So I have the following data, let's say called "my_data":
Storm.Type
TYPHOON
SEVERE STORM
TROPICAL STORM
SNOWSTORM AND HIGH WINDS
What I want is to classify whether or not each element in my_data$Storm.Type is a storm, BUT I don't want to include tropical storms as storms (I'm going to classify them separately), such that I would have
Storm.Type Is.Storm
TYPHOON 0
SEVERE STORM 1
TROPICAL STORM 0
SNOWSTORM AND HIGH WINDS 1
I have written the following code:
my_data$Is.Storm <- my_data[grep("(?<!TROPICAL) (?i)STORM"), "Storm.Type"]
But this only returns the "SEVERE STORM" as a storm (but leaves out SNOWSTORM AND HIGH WINDS). Thank you!
The problem is that you're looking for the string " STORM"

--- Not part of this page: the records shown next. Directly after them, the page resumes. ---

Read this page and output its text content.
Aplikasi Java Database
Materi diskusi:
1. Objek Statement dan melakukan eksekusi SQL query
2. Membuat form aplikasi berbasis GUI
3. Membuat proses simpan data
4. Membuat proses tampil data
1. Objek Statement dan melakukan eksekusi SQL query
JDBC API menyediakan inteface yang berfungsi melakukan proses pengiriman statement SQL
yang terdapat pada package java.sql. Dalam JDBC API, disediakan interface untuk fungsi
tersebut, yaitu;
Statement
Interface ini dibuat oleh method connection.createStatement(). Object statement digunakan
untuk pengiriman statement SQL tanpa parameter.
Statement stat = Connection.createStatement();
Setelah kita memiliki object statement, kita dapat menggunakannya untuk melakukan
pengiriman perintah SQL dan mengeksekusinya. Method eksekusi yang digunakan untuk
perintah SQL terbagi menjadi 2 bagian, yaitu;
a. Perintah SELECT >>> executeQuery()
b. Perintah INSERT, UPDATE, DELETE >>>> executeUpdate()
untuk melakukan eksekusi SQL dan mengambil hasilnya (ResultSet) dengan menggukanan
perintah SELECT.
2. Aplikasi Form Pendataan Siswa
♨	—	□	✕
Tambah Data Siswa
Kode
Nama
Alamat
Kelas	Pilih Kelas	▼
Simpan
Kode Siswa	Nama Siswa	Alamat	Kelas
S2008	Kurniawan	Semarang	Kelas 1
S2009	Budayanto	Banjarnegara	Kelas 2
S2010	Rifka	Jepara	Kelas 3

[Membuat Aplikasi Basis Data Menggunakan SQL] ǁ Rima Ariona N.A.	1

with a preceding space, so "SNOWSTORM"
does not qualify.
As a fix, consider moving the space into your negative lookbehind assertion, like so:
ss <- c("TYPHOON","SEVERE STORM","TROPICAL STORM","SNOWSTORM AND HIGH WINDS",
"THUNDERSTORM")
grep("(?<!TROPICAL )(?i)STORM", ss, perl = TRUE)
# [1] 2 4 5
grepl("(?<!TROPICAL )(?i)STORM", ss, perl = TRUE)
# [1] FALSE TRUE FALSE TRUE TRUE
I didn't know that (?i)
and (?-i)
set whether you ignore case or not in regex. Cool find. Another way to do it is the ignore.case
flag:
grepl("(?<!tropical )storm", ss, perl = TRUE, ignore.case = TRUE)
# [1] FALSE TRUE FALSE TRUE TRUE
Then define your column:
my_data$Is.Storm <- grepl("(?<!tropical )storm", my_data$Storm.Type,
perl = TRUE, ignore.case = TRUE)